GREENBURGH, N.Y. -- Artemi Panarin said he feels less pressure with the New York Rangers than he did when he was traded to the Columbus Blue Jackets more than two years ago.
"When I was traded from [the] Chicago [Blackhawks], I put pressure on myself," the left wing, who signed a seven-year, $81.5 million contract with the Rangers on July 1, said through a translator Saturday. "I don't feel that pressure here."
That's bucking the typical trend for professional athletes who sign lucrative long-term contracts with teams in New York, but Panarin's mentality comes from the feeling of finally being settled in the NHL four years after making his debut as a 23-year-old rookie with Chicago in the 2015-16 season.
He spent his first two seasons with the Blackhawks after signing with them May 1, 2015. Those seasons were about proving himself, which he did almost instantly by winning the Calder Trophy voted as NHL rookie of the year in 2015-16, when he had 77 points (30 goals, 47 assists) in 80 games.
The Blackhawks rewarded Panarin with a two-year contract extension midway through the 2016-17 season, when he had 74 points (31 goals, 43 points) in 82 games. They then traded him to the Blue Jackets on June 23, 2017.
Panarin set the Blue Jackets' single-season record with 82 points (27 goals, 55 assists) in 81 games in 2017-18 and broke it with 87 points (28 goals, 59 assists) in 79 games last season, when he also helped them get to the second round of the Stanley Cup Playoffs for the first time.
Video: Panarin lands at No. 8 on the Top 20 Wings list
It all set him up for his big July 1 payday and the chance to feel like a long-term solution for the first time in his NHL career.
"Everything is better than I had expected," said Panarin, who arrived in New York three weeks ago.
The next challenge for Panarin is to gain chemistry with his expected linemates, center Mika Zibanejad and right wing Pavel Buchnevich, a fellow Russian who doubles as Panarin's on-ice and on-the-bench translator.
The Rangers' new top line was on display in the first of three practice sessions Saturday. They didn't do much in the way of line rushes, but there was a lot of communication between them.
"It's important to build that chemistry on a hockey level," Panarin said. "We have everything we need for that."
Zibanejad said he already knows he likes Panarin's wide-open playing style and feels it can mesh with his, especially because he thinks it will allow him to set up and shoot more often instead of trying to be a playmaker.
"He's good at holding the puck and finding those little areas to make the plays," Zibanejad said. "I think for me, it's kind of treated a little bit like playing with [Mats Zuccarello] last year.
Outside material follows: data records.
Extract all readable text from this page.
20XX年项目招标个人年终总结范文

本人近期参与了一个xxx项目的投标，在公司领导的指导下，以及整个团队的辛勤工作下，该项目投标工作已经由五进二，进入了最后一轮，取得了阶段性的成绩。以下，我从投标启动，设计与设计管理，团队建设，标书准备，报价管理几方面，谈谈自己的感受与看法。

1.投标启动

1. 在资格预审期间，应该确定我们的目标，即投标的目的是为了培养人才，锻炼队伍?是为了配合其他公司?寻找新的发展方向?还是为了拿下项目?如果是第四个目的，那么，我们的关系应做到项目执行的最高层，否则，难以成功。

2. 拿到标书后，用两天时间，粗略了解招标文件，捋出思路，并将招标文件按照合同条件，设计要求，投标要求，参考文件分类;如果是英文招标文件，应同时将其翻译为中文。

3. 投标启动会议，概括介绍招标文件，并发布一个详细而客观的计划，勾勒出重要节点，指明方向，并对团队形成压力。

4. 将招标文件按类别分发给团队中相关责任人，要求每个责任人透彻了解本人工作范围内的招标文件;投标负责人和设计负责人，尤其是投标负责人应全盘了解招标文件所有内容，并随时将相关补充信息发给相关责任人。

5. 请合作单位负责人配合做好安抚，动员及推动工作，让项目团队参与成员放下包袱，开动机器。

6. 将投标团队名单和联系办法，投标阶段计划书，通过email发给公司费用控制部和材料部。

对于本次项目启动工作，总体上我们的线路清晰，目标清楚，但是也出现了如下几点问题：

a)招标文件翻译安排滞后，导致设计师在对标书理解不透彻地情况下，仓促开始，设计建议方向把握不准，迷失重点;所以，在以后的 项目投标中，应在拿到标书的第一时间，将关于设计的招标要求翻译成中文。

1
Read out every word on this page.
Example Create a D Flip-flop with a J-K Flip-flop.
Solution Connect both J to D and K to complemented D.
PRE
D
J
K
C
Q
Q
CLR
He's a great passer. He has a great shot too, so I think for me it's just to kind of get open and put myself in maybe more of a shooting role."
Video: Top five plays of 2018-19: Panarin
Zibanejad had NHL career highs of 30 goals, 44 assists and 74 points last season.
"Everyone loves to score goals, and if you get a guy like [Panarin] and you have a guy like [Buchnevich] making those plays, you got to make sure that you put it in the back of the net," Zibanejad said. "I don't mind scoring the goals as long as we win."
Other than the language barrier, Zibanejad said the challenge of playing with Panarin is always expecting the unexpected. He said he's learned that just by playing against him.
"He's unpredictable," Zibanejad said. "You just don't really know what he's going to do. He can really shoot. He can pass. He can take you on 1-on-1. It's hard. And I think playing with him, you always have to be ready. He doesn't always show when he's going to pass or rarely, so just be ready for that and be ready for the shots and the rebounds that are going to come out."
If the top line's chemistry pans out the way the Rangers expect it will, coach David Quinn said it will take pressure off New York's younger forwards like teenage rookie right wings Kaapo Kakko, 18, and Vitali Kravtsov, 19, and 20-year-old center Filip Chytil.
Chytil and Kakko began camp on the second line with left wing Chris Kreider .
"To have Panarin here from the get-go gives us a true first line," Quinn said. "When you have a line like that, it certainly lessens the load for the other three lines. They take an awful lot of pressure off the other three lines."
Panarin is also expected to be a culture driver in New York because of his competitiveness and his intelligence, two areas specifically mentioned by Rangers president John Davidson, who was the Blue Jackets president the past six seasons.
Davidson indicated players in New York will gravitate to Panarin because of each.
"Really competitive," Davidson said. "In big spots in games, he likes to find a way. He's, I would term, a no-maintenance guy. In other words, he's a guy who is going to show up for work every day. You don't have to worry about him."